(ASN BDK Surabaya)
Organisasi yang memperlakukan pegawainya dengan adil dan menghormati hak-hak mereka cenderung menciptakan lingkungan kerja yang sehat dan produktif. Namun, sayangnya, beberapa organisasi dapat terjerumus dalam praktik-praktik yang mengeksploitasi pegawai mereka.
Pengelolaan Jam Kerja yang Berlebihan
Salah satu tanda utama eksploitasi pegawai adalah pengelolaan jam kerja yang berlebihan. Organisasi yang memaksa pegawainya untuk bekerja lebih dari batas wajar tanpa pemberian kompensasi yang setara dapat merugikan kesehatan dan keseimbangan kehidupan kerja-kehidupan pribadi pegawai (Schulte et al., 2022). Oleh karena itu, memantau praktik pengelolaan jam kerja dan memastikan kepatuhan terhadap standar industri serta peraturan perburuhan menjadi sangat penting. Jika organisasi memaksa pegawainya untuk bekerja melebihi batas waktu yang wajar, ini dapat menyebabkan kelelahan, stres, dan penurunan kualitas hidup pegawai.
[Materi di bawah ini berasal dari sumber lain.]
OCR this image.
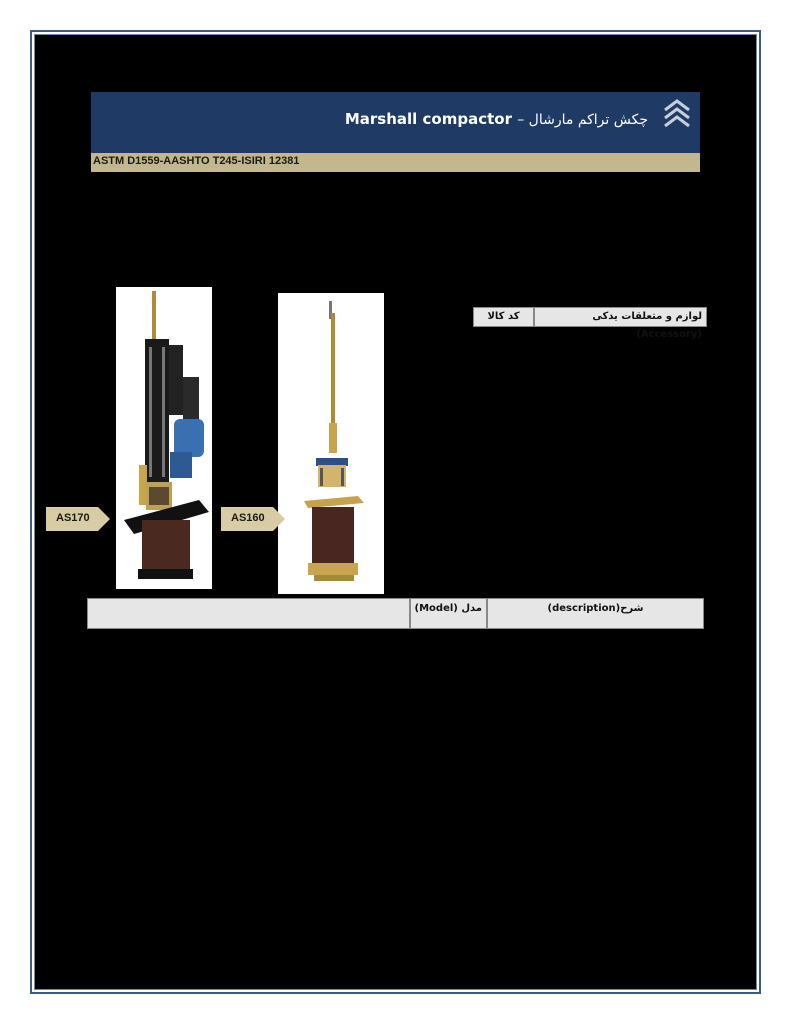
چکش تراکم مارشال – Marshall compactor
ASTM D1559-AASHTO T245-ISIRI 12381
AS170	AS160
لوازم و متعلقات یدکی (Accessory)
کد کالا
شرح(description)
مدل (Model)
Diskriminasi dalam Kompensasi
Diskriminasi dalam hal kompensasi, baik berdasarkan jenis kelamin, etnisitas, atau faktor lainnya, juga merupakan tanda potensial eksploitasi pegawai. Penelitian oleh Brown dan Smith (2023) menunjukkan bahwa praktik-praktik kompensasi yang tidak adil dapat merugikan moral pegawai dan mengurangi motivasi mereka untuk berkinerja tinggi. Transparansi dalam kebijakan kompensasi dan pencegahan diskriminasi sangat penting untuk menjaga integritas organisasi. Pegawai yang diberi tanggung jawab dan beban kerja yang besar seharusnya menerima kompensasi yang sesuai. Jika perusahaan tidak memberikan kompensasi yang adil dan sebanding dengan kontribusi pegawai, ini dapat dianggap sebagai bentuk eksploitasi. Studi oleh International Labour Organization (ILO) menunjukkan bahwa kesenjangan gaji yang besar antara eksekutif dan pekerja biasa dapat menyebabkan ketidakpuasan dan ketidakstabilan di tempat kerja.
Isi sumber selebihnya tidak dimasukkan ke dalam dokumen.